The output of the hashing function can be used as a digital signature. Imagine you have a string with a length of 10 million (say you are writing a novel), and to make sure this novel is not tampered with, you tell all your potential readers that they have to count the 10 million characters in order to ensure that the novel isn't be corrupted. Nobody would do that. But with hashing, you can publish the output validation with only 64 characters (through Twitter, for example) and your potential readers can hash the novel that they buy/download and compare them to make sure that their novel is legit.

So, we add the parent's hash in the block class. This way, we keep the digital signature of the parent's block in our block. This means that if we are ever naughty and change the content of any block, the parent's hash in any child's block will be invalid, and you would get caught red-handed.

But can't you change the parent's hash of the children's block if you want to alter the content of any block? You can, obviously. However, the process of altering the content becomes more difficult. You have to have two steps. Now, imagine you have 10 blocks and you want to change the content in the first block:

In this case, you have to change the parent's hash in its immediate child's block.
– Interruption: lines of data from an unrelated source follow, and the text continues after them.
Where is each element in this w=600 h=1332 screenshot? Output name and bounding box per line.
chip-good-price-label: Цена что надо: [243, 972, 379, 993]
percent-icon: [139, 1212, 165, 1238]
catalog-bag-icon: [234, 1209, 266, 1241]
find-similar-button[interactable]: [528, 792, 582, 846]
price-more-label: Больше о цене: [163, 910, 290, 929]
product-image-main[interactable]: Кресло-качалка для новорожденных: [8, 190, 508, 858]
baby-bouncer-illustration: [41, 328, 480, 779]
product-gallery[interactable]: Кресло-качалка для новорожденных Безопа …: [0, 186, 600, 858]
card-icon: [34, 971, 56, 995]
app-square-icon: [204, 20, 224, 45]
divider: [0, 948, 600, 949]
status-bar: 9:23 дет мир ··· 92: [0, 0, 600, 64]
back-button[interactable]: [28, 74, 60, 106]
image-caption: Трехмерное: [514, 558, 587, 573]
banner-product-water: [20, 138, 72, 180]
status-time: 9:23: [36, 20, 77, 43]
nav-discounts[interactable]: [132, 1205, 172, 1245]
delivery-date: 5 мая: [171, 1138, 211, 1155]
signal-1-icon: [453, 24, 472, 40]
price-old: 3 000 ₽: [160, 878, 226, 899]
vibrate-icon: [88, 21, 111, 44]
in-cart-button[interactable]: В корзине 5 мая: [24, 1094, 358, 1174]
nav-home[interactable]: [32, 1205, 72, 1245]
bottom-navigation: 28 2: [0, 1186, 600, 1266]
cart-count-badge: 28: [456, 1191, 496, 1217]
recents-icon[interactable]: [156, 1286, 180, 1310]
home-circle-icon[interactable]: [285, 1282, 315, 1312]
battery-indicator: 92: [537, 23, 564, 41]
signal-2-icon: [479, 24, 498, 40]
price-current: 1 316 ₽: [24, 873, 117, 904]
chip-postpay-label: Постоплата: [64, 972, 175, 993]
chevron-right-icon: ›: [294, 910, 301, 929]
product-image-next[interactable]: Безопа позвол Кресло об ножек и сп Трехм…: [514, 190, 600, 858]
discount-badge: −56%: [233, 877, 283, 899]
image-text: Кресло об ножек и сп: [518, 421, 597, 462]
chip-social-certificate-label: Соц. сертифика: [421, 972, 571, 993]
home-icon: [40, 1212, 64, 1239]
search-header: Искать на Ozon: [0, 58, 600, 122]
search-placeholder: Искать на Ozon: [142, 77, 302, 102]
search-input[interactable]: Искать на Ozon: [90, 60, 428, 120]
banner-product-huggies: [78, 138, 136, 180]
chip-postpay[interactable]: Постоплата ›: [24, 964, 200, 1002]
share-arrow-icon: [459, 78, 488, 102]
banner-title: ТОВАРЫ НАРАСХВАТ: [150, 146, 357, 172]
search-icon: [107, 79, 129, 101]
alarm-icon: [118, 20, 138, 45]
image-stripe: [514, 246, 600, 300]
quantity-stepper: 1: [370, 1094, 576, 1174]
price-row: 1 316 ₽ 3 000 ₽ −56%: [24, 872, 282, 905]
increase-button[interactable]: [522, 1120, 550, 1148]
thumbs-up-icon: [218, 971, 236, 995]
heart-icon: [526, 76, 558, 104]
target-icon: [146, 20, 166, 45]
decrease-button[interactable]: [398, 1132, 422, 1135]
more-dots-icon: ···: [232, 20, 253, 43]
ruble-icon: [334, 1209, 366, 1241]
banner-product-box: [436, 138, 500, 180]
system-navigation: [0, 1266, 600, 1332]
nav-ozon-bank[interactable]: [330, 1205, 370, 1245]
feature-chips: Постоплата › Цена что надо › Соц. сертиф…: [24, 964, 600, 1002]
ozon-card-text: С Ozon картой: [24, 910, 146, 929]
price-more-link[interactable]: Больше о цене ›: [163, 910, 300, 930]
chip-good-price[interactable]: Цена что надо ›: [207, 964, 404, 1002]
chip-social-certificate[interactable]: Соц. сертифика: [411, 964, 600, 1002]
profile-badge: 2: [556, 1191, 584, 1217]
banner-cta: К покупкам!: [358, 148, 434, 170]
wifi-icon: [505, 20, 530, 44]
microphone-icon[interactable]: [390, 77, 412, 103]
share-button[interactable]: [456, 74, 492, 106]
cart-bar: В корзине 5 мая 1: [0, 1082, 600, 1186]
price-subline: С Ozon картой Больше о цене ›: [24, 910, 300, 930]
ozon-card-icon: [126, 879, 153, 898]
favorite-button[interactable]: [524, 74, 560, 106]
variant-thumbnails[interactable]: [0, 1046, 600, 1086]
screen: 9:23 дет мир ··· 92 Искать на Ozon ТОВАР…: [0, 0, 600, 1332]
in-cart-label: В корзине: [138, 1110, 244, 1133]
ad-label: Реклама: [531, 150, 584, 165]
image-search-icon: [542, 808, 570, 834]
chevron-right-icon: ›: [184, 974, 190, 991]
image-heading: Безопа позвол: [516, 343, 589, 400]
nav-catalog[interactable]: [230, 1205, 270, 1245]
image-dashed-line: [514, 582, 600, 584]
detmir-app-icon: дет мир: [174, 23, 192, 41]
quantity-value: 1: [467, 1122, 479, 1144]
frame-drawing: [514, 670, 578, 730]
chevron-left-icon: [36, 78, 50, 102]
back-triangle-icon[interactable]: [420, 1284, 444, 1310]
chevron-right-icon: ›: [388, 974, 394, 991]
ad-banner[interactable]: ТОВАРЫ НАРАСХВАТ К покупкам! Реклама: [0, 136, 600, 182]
But, alas, there are unseen ramifications with this. Technically speaking, the parent's hash in its immediate child is a part of the content in that block. That would mean that the parent's hash in its child (the grandchild of the first block) would be invalid.
Now, you have to change that grandchild's parent's hash, but this affects the subsequent block, and so on. Now, you have to change all blocks' parent's hashes. For this, ten steps need to be taken. Using a parent's hash makes tampering much more difficult.